The visuo-spatial sketchpad

The ability to manipulate visual images relies on visual short-term memory and this type of memory is provided by a separate component. The visuo-spatial sketchpad. (VSSP)
Specialized for dealing with visual and spatial information.

It has limited capacity, of about three or four objects.

Two components. Separate, but strongly interconnected.

  • A visual cache
    The component within working memory that stores visual information.
    Stores information relating to visual form.
    Passive.
  • Inner scribe
    Allows spatial processing.
    Maintains information in the store through a type of rehearsal process.
    LTM involvement is central to VSSP functioning.

Data from dual-task performance shows selective interference of visual and spatial working memory tasks.
Further evidence supporting the distinction between the visual cache and the inner scribe comes from neuropsychological case studies.

The central executive

The workhorse and mastermind of human cognition.
The most important component of working memory.

A general processing mechanism that handled the more complex types of short-term memory task that were not delegated to the PL or the VSSP.
A supervisory system which plays a key role in controlling and regulating working memory function.
It:

  • Coordinates the activities of the PL or the VSSP
  • Focuses
  • Switches attention.

Involved in controlling active information, but not in the storage per se.
It is useful to separate the storage and control functions of working memory.
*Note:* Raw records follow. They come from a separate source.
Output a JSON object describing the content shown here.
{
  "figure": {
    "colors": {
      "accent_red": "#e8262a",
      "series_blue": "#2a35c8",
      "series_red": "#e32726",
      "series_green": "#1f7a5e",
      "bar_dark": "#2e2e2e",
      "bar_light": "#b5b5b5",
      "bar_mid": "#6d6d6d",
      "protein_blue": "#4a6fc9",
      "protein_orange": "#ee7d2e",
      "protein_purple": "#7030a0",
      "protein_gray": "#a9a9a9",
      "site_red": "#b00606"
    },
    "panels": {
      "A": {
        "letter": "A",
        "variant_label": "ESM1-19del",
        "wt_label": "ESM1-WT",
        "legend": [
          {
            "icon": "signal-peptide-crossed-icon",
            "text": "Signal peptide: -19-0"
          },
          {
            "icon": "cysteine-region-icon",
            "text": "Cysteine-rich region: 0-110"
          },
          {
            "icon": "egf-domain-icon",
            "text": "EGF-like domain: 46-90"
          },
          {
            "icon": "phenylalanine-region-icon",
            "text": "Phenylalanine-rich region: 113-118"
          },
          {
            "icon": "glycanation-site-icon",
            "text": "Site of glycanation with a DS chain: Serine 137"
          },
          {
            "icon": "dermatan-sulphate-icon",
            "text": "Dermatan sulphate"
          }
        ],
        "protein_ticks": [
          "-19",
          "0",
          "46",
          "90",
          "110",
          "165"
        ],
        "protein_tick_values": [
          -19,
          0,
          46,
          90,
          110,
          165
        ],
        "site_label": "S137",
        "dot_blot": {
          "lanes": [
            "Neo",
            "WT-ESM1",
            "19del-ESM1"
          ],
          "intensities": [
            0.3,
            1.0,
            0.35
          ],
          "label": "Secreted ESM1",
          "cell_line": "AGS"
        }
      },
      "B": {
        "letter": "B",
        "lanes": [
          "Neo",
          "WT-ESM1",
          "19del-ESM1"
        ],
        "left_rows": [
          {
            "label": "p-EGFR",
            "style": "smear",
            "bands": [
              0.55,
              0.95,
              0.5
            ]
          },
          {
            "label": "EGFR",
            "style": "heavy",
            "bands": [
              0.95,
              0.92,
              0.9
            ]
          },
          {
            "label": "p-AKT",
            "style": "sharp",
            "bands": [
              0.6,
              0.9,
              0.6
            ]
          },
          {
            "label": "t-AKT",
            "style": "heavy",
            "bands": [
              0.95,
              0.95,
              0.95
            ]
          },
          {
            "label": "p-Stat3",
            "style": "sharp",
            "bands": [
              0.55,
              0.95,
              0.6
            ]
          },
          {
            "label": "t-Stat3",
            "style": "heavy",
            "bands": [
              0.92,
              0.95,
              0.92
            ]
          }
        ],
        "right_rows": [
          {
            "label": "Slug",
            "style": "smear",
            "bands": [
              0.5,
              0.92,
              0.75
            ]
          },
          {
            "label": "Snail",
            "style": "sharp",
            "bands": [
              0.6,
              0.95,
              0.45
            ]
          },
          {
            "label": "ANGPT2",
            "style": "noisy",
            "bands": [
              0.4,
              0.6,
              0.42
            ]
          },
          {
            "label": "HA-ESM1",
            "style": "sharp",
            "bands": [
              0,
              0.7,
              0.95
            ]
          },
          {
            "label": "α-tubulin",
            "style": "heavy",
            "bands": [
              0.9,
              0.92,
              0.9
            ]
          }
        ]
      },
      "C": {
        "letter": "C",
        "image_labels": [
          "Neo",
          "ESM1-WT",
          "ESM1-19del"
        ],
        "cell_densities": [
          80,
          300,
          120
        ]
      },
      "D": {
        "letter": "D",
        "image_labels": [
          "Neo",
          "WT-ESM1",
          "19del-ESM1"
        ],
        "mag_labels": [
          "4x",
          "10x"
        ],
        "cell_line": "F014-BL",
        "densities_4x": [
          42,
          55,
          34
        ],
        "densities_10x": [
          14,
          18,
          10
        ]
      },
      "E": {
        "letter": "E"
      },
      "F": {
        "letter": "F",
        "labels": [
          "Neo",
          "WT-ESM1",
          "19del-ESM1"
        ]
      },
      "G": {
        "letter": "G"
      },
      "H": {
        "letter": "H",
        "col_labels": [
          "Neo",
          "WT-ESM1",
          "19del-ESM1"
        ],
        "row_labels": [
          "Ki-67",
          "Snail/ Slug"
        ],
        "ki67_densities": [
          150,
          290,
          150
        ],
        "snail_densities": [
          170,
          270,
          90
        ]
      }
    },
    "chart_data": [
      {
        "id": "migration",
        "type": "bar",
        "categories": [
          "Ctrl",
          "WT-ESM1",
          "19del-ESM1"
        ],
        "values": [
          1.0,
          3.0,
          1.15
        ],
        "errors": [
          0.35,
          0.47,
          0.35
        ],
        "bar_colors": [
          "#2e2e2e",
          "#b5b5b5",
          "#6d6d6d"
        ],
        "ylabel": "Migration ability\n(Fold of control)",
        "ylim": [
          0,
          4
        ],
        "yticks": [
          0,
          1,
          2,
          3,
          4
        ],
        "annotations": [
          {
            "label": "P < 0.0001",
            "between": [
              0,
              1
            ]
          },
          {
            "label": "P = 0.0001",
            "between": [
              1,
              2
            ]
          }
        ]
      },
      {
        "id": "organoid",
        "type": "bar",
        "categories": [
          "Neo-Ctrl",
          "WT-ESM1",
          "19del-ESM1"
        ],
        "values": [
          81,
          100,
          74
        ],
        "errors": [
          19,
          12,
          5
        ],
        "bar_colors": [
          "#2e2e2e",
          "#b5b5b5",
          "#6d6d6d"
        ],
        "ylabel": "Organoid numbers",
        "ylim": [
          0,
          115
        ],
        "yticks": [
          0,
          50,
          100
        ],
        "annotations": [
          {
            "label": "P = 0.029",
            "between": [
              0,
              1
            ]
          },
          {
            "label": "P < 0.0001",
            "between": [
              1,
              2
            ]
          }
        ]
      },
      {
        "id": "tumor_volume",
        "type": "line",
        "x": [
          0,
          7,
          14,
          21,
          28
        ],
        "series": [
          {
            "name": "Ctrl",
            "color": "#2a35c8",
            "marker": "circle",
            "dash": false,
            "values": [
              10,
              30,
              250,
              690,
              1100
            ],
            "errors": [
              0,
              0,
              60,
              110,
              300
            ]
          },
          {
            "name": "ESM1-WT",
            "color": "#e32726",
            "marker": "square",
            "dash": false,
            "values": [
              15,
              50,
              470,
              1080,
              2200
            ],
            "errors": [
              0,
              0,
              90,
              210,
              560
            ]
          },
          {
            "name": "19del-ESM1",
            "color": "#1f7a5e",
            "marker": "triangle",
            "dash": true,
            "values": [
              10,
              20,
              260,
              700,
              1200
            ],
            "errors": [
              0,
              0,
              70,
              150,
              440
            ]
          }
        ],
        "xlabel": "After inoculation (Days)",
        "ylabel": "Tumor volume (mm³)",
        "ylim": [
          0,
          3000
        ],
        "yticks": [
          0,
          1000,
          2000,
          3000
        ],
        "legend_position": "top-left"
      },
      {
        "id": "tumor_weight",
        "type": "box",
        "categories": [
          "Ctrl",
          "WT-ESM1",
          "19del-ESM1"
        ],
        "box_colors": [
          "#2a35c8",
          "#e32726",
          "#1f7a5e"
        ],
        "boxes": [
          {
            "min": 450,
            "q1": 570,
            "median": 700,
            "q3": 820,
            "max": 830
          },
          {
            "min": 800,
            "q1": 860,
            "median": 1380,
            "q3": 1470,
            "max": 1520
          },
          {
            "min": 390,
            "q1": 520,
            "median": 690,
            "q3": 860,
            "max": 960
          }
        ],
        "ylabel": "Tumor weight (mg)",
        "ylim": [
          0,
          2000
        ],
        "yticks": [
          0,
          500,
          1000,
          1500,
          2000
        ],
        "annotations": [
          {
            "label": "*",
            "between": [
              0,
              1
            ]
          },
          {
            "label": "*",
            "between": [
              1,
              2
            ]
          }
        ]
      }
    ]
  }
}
It is likely that the central executive consists of a number of subsystems, which have yet to be identified.

Two types of cognitive control reflecting the distinction between automatic and controlled processes

  • The automatic system of control allows us to perform routine and well-practiced actions trough the selection of learned habits and schema's without the need for deliberate cognitive control.
    Our actions are directed by relevant schemas, activated by triggers in the environment.
  • Attentional control mechanism (the supervisory activating system or SAS)
    Which can interrupt automatic processing, select an alternative schema and allow attention to be directed towards a goal.

These two qualitatively distinct control systems allow three levels of functioning:

  • A fully automatic mode for routine actions
  • An intermediate, partially automatic mode which allows attentional control of actions
  • The deliberate control of action for non-habitual or novel tasks

Evidence for two separate control systems (one governing performance or routine actions and the other allowing control of non-routine action)

  • Studies of patients with frontal lobe damage.
    Capture errors: failure to override a routine set of actions. (stroop test)
    Dysexecutive syndrome: a range of deficits reflecting problems with executive function and control. Often associated with injury to the frontal areas of the brain.
    Perseveration: the inappropriate repetition of an action.

The central executive also allows us to maintain focus and to keep our attention on the task at hand.

Utilization behavior: dysfunctional automatic reaching for and use of objects in the environment.

The episodic buffer

Working memory can make use of additional storage capacity.
Some verbal learning tasks involve a larger storage capacity than is supported by data on the phonological loop.

The episodic buffer can be accessed by the central executive or by the slave systems, which links to LTM.
A crucial feature of the capacity of working memory to act as a global workspace that is accessed by conscious awareness.
A temporary storage structure of limited capacity that is controlled by the central executive and allows information from different sources to be integrated, essentially providing a means of interface between the modality-specific systems of WM and LTM.
It is the storage component of the central executive.
Episodic in the sense that it holds episodes whereby information is integrated across space and potentially extended across time. It is assume to be a temporary store and to play an important role in feeding information into and retrieving information from episodic LTM.